Kurt war gerade einmal ein Jahr alt, als sein Vater 1924 starb; an den Folgen der Kriegsverletzungen (er war mindestens zweimal verwundet worden), heißt es in einer polnischen Quelle. 1936 schickte seine Mutter Susanne den 13jährigen nach Shoreham-by-Sea in England auf die Highschool – und vor allem in Sicherheit. Sie blieb in Breslau zurück und half dabei, weitere Kindertransporte zu organisieren. Als Witwe eines hochdekorierten jüdischen Frontoffiziers, dachte sie wohl, würde man sie verschonen. (Allerdings ist meine Wissen über die näheren Umstände ihres Zurückbleibens noch sehr unscharf.)

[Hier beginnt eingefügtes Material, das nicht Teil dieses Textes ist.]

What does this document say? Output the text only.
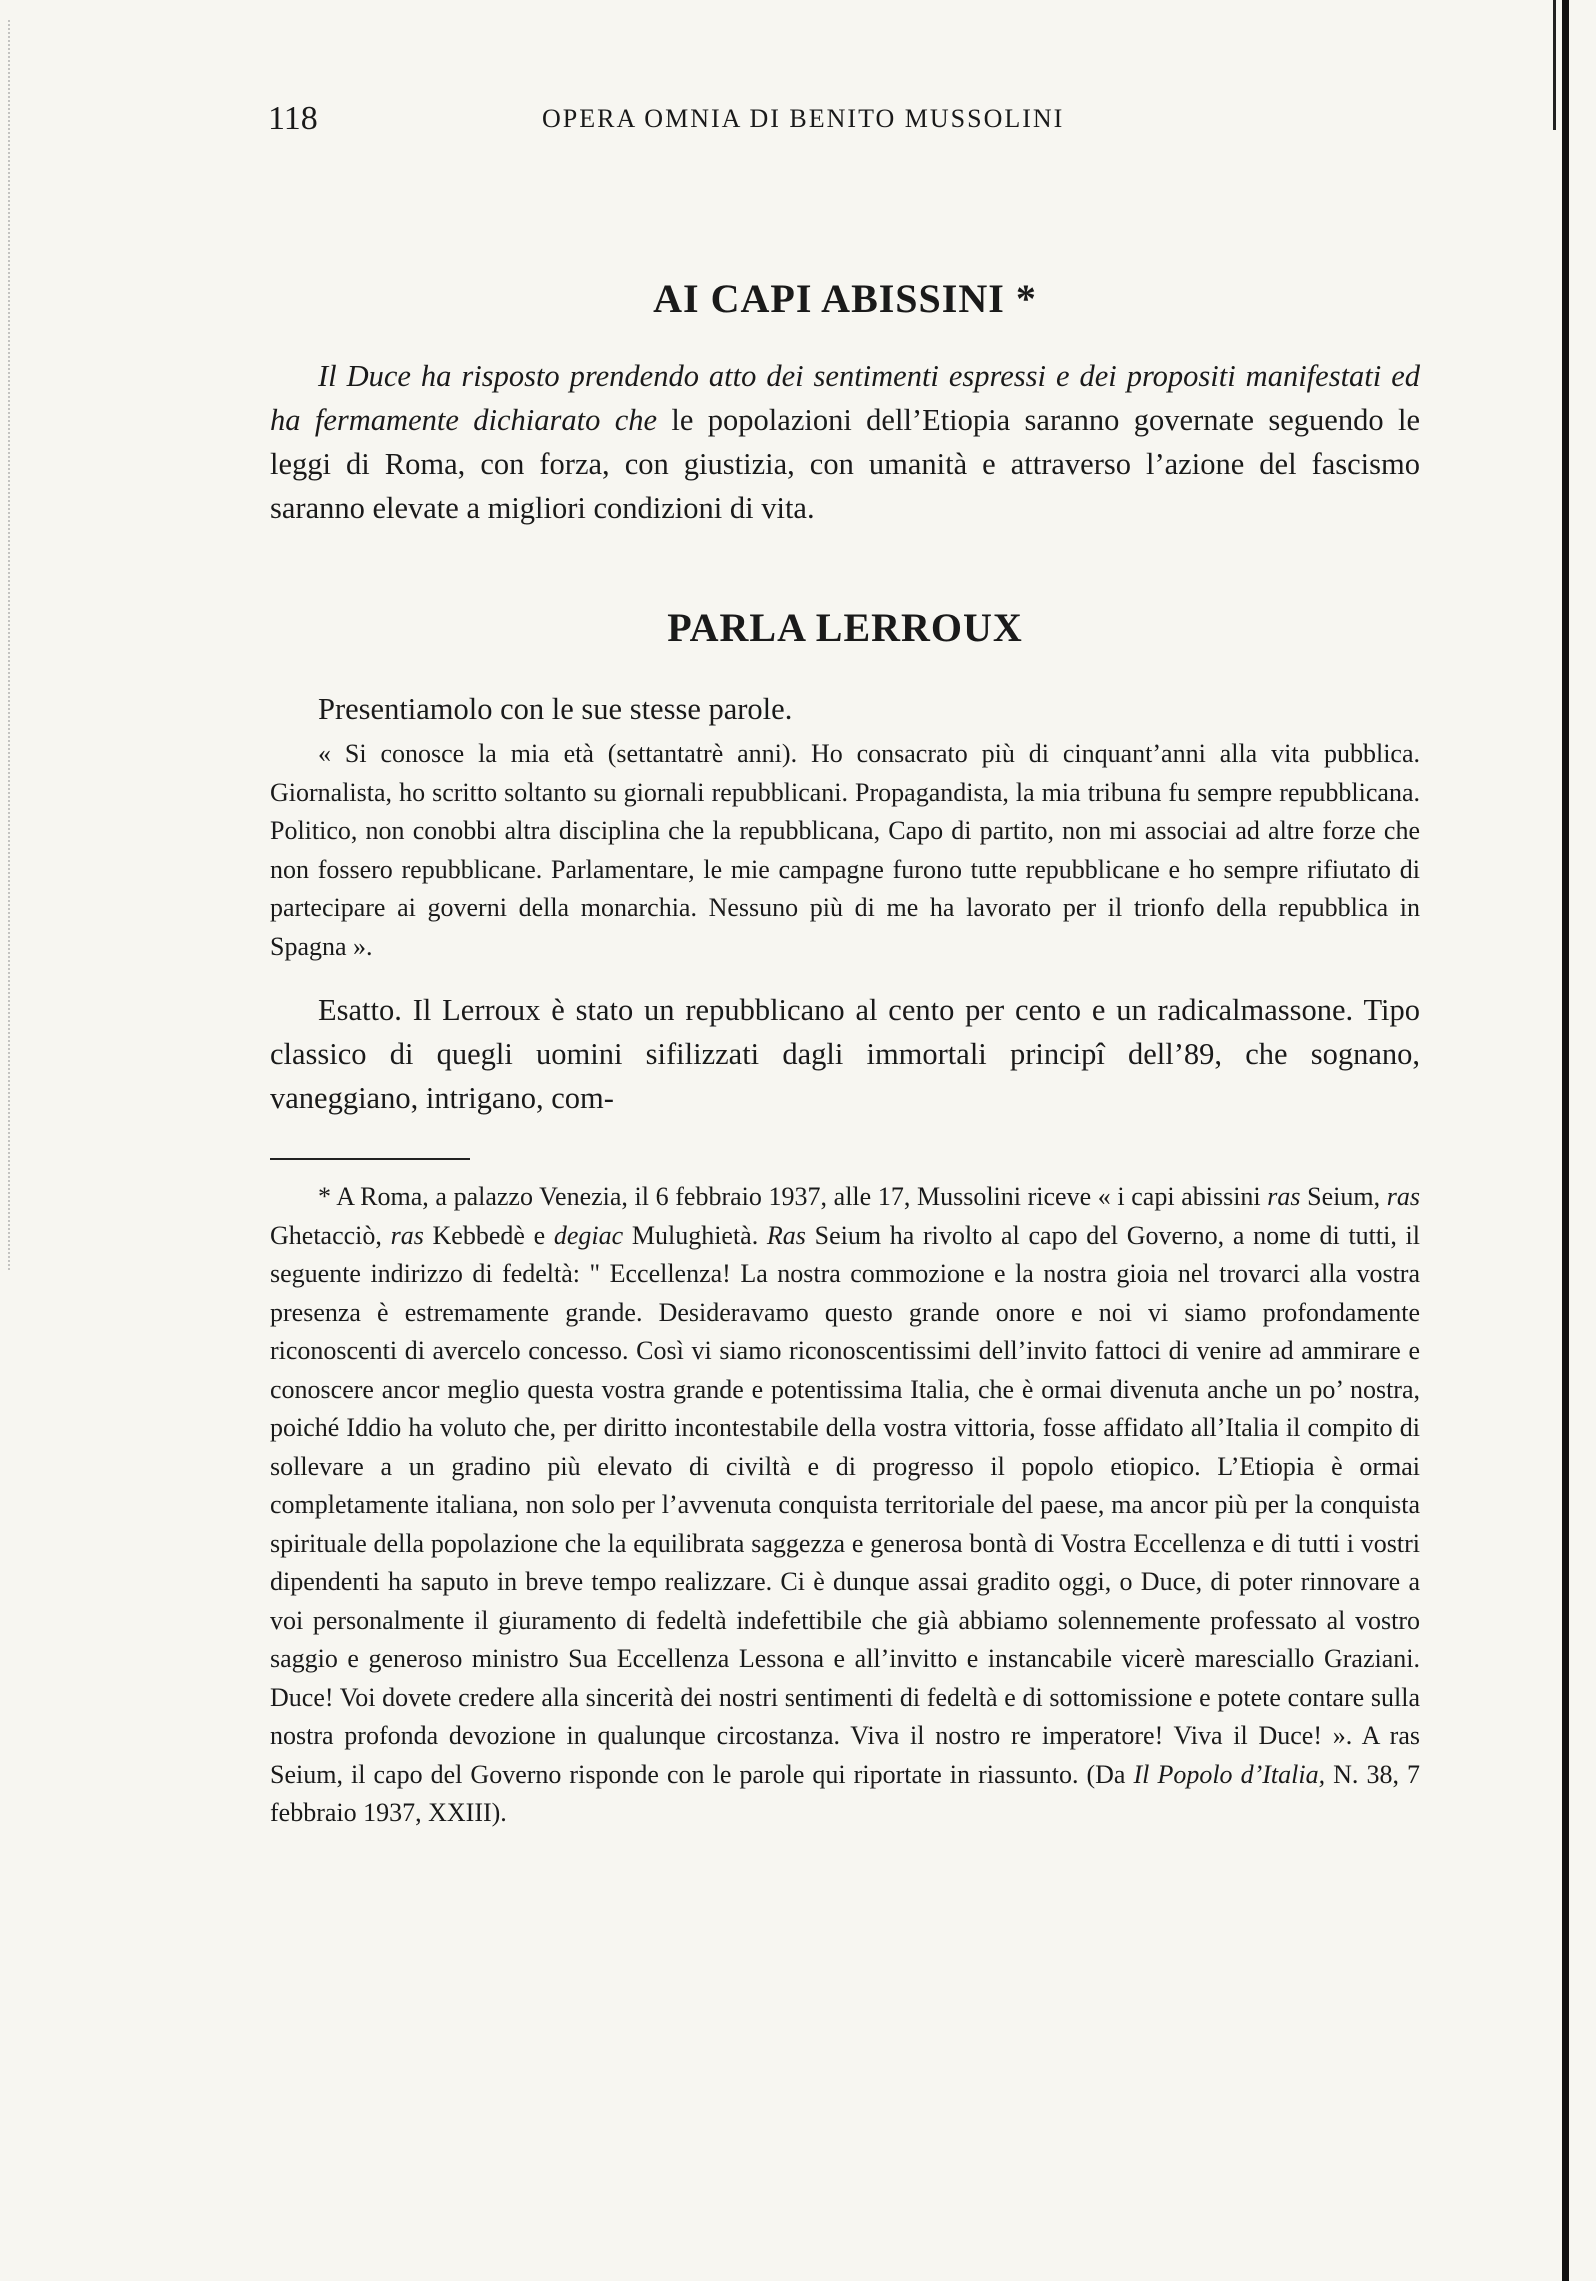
118	OPERA OMNIA DI BENITO MUSSOLINI
AI CAPI ABISSINI *

Il Duce ha risposto prendendo atto dei sentimenti espressi e dei propositi manifestati ed ha fermamente dichiarato che le popolazioni dell’Etiopia saranno governate seguendo le leggi di Roma, con forza, con giustizia, con umanità e attraverso l’azione del fascismo saranno elevate a migliori condizioni di vita.

PARLA LERROUX

Presentiamolo con le sue stesse parole.

« Si conosce la mia età (settantatrè anni). Ho consacrato più di cinquant’anni alla vita pubblica. Giornalista, ho scritto soltanto su giornali repubblicani. Propagandista, la mia tribuna fu sempre repubblicana. Politico, non conobbi altra disciplina che la repubblicana, Capo di partito, non mi associai ad altre forze che non fossero repubblicane. Parlamentare, le mie campagne furono tutte repubblicane e ho sempre rifiutato di partecipare ai governi della monarchia. Nessuno più di me ha lavorato per il trionfo della repubblica in Spagna ».

Esatto. Il Lerroux è stato un repubblicano al cento per cento e un radicalmassone. Tipo classico di quegli uomini sifilizzati dagli immortali principî dell’89, che sognano, vaneggiano, intrigano, com-

* A Roma, a palazzo Venezia, il 6 febbraio 1937, alle 17, Mussolini riceve « i capi abissini ras Seium, ras Ghetacciò, ras Kebbedè e degiac Mulughietà. Ras Seium ha rivolto al capo del Governo, a nome di tutti, il seguente indirizzo di fedeltà: " Eccellenza! La nostra commozione e la nostra gioia nel trovarci alla vostra presenza è estremamente grande. Desideravamo questo grande onore e noi vi siamo profondamente riconoscenti di avercelo concesso. Così vi siamo riconoscentissimi dell’invito fattoci di venire ad ammirare e conoscere ancor meglio questa vostra grande e potentissima Italia, che è ormai divenuta anche un po’ nostra, poiché Iddio ha voluto che, per diritto incontestabile della vostra vittoria, fosse affidato all’Italia il compito di sollevare a un gradino più elevato di civiltà e di progresso il popolo etiopico. L’Etiopia è ormai completamente italiana, non solo per l’avvenuta conquista territoriale del paese, ma ancor più per la conquista spirituale della popolazione che la equilibrata saggezza e generosa bontà di Vostra Eccellenza e di tutti i vostri dipendenti ha saputo in breve tempo realizzare. Ci è dunque assai gradito oggi, o Duce, di poter rinnovare a voi personalmente il giuramento di fedeltà indefettibile che già abbiamo solennemente professato al vostro saggio e generoso ministro Sua Eccellenza Lessona e all’invitto e instancabile vicerè maresciallo Graziani. Duce! Voi dovete credere alla sincerità dei nostri sentimenti di fedeltà e di sottomissione e potete contare sulla nostra profonda devozione in qualunque circostanza. Viva il nostro re imperatore! Viva il Duce! ». A ras Seium, il capo del Governo risponde con le parole qui riportate in riassunto. (Da Il Popolo d’Italia, N. 38, 7 febbraio 1937, XXIII).
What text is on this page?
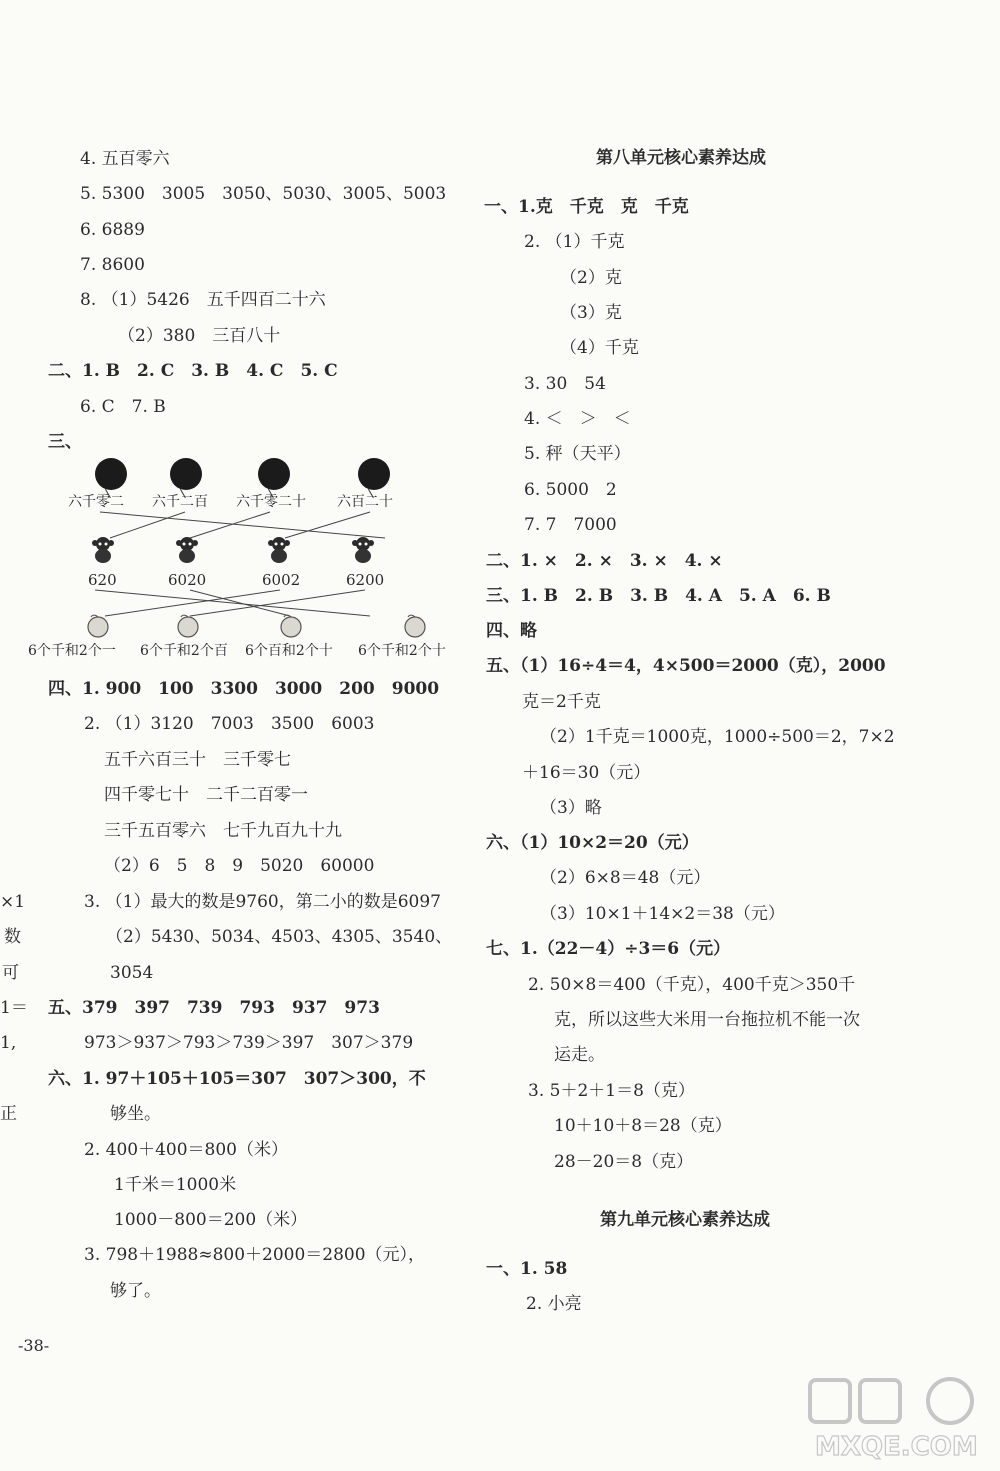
4. 五百零六
5. 5300　3005　3050、5030、3005、5003
6. 6889
7. 8600
8. （1）5426　五千四百二十六
（2）380　三百八十
二、1. B　2. C　3. B　4. C　5. C
6. C　7. B
三、
六千零二 六千二百 六千零二十 六百二十
620	6020	6002	6200
6个千和2个一 6个千和2个百 6个百和2个十 6个千和2个十
四、1. 900　100　3300　3000　200　9000
2. （1）3120　7003　3500　6003
五千六百三十　三千零七
四千零七十　二千二百零一
三千五百零六　七千九百九十九
（2）6　5　8　9　5020　60000
3. （1）最大的数是9760，第二小的数是6097
（2）5430、5034、4503、4305、3540、
3054
五、379　397　739　793　937　973
973＞937＞793＞739＞397　307＞379
六、1. 97＋105＋105＝307　307＞300，不
够坐。
2. 400＋400＝800（米）
1千米＝1000米
1000－800＝200（米）
3. 798＋1988≈800＋2000＝2800（元），
够了。
-38-
×1
数
可
1＝
1,
正
第八单元核心素养达成
一、1.克　千克　克　千克
2. （1）千克
（2）克
（3）克
（4）千克
3. 30　54
4. ＜　＞　＜
5. 秤（天平）
6. 5000　2
7. 7　7000
二、1. ×　2. ×　3. ×　4. ×
三、1. B　2. B　3. B　4. A　5. A　6. B
四、略
五、（1）16÷4＝4，4×500＝2000（克），2000
克＝2千克
（2）1千克＝1000克，1000÷500＝2，7×2
＋16＝30（元）
（3）略
六、（1）10×2＝20（元）
（2）6×8＝48（元）
（3）10×1＋14×2＝38（元）
七、1.（22－4）÷3＝6（元）
2. 50×8＝400（千克），400千克＞350千
克，所以这些大米用一台拖拉机不能一次
运走。
3. 5＋2＋1＝8（克）
10＋10＋8＝28（克）
28－20＝8（克）
第九单元核心素养达成
一、1. 58
2. 小亮
MXQE.COM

Kurt machte 1939 seinen Abschluss. Dann begann der Krieg. Die Kriegsjahre verbrachte Kurt in London, 1946 emigrierte er in die USA, änderte seinen Namen (bewahrte aber die Initialen K. M.). Seine Schwester lebte dort schon seit 1938. Er wurde Ingenieur in der Luftfahrtbranche, heiratete, gründete eine Familie. All die Zeit, schrieb mir seine Tochter, hielt er an seiner deutschen Identität fest, mehr als an seiner jüdischen – auch zur Befremdung anderer Familienmitglieder. In den 70er Jahren leitete er die europäischen Niederlassungen der Firma, bei der er angestellt war, von London aus und besuchte oft Deutschland. In seiner ersten Mail sagte Kurt: »Ich mag Deutschland, alle Deutschen und die deutsche Sprache.«
Das könnte man, bei dieser persönlichen und dieser Familiengeschichte, natürlich auch anders sehen; und das ist eines der Dinge, über die ich mich gerne mit ihm unterhalten möchte.